Natascha laughed on her mother’s shoulders, and carried on looking around, “I can see wod Pal-ar-dins too - there’s Madam Temelesta!”
“Close enough - do you think you’d be a Rod Paladin, Natascha?”
“I don’t think I’d be stwong enough,” she said, with a sigh, “you need to be weeeeaaaally stwong to be a wod Pal-ar-din!”
“Weeeeeaaaaaallly stwong,” Natascha confirmed, missing the joke and stretching again to look around, a growing sense of confusion about her.
“What’s wrong?” her mother asked, and Natascha carried on looking around.
“I can’t see any Shwoud Pallydins,” Natascha sighed, “I never see any Shwoud Pallydins.”
“I rather think that’s the point, dear, don’t you remember what-”
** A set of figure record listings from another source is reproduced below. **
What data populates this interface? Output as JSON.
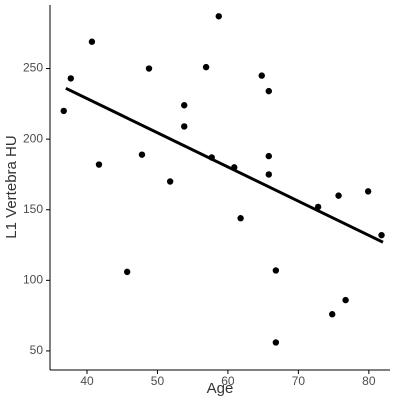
{
  "chart_data": {
    "type": "scatter",
    "x_label": "Age",
    "y_label": "L1 Vertebra HU",
    "x": [
      36.7,
      37.7,
      40.7,
      41.7,
      45.7,
      47.8,
      48.8,
      51.8,
      53.8,
      53.8,
      56.9,
      58.7,
      57.7,
      60.9,
      61.8,
      64.8,
      65.8,
      65.8,
      65.8,
      66.8,
      66.8,
      72.8,
      75.7,
      76.7,
      74.8,
      79.9,
      81.8
    ],
    "values": [
      220,
      243,
      269,
      182,
      106,
      189,
      250,
      170,
      224,
      209,
      251,
      287,
      187,
      180,
      144,
      245,
      234,
      188,
      175,
      107,
      56,
      152,
      160,
      86,
      76,
      163,
      132
    ],
    "color": "#000000",
    "trend_line": {
      "x": [
        37,
        82
      ],
      "y": [
        236,
        127
      ]
    },
    "xlim": [
      34.75,
      83
    ],
    "ylim": [
      36.5,
      295
    ],
    "xticks": [
      40,
      50,
      60,
      70,
      80
    ],
    "yticks": [
      50,
      100,
      150,
      200,
      250
    ],
    "grid": false
  }
}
Whatever Natascha’s mother was about to remind her was lost to a deafening chorus of trumpets, and the excited squeak of her daughter on her shoulders, “She’s coming! She’s coming!”
“Who’s coming, Natascha!”
“The Silent Wegent!!”
The crowd was all cheers, all pressing forward and closer to the boulevard to hope to catch a glimpse of the Imperial Palanquin passing by. The little girl with red curls sat with her head just above the crowd, her cheers as loud as her lungs would allow as the palanquin went past, but something didn’t sit right with her, and as the parade ended she was quieter than usual.
“Is everything okay, Natascha?” her mother asked her, and Natascha frowned.
“Does the Silent Wegent have many fwiends?” she asked, and her mother stopped dead. She looked around, with a look of worry that her daughter didn’t notice, before crouching down to talk quietly to her daughter.
“Of course the Silent Regent has friends, my dear, hundreds of friends, thousands of friends,” she smiled, hoping to coax a smile from her child, “why would you ask something like that?”
“She lives in the palace all alone,” Natascha replied, “and I think I’d get vewy lonely if I lived in a palace alone, and she didn’t have anyone to go with to the pawade, she was alone in her pallyquin.”
“Palanquin,” her mother corrected, her eyes flickering up to behind her daughter before meeting her eyes, “and she was riding alone because she’s the most important. So everyone could see her. You wouldn’t want her lost in a crowd, would you?”
“No, Mama, but-”
“And she’s not alone in her palace, she’s got hundreds of people there with her - that’s what the Imperial Bureaucracy is for.”
“The Impewial Buwockwacy are the Silent Wegent’s fwiends?”
“They’re all of our friends,” her mother smiled, glad they were onto safer ground, “do you think you might be a Bureaucrat one day?” she asked, offering her hand.
“Maybe,” Natascha replied, taking her mother’s hand to walk along, “I think I’d like to be the Silent Wegent’s fwiend.”
“Be a good citizen, Natascha, and you always will be.”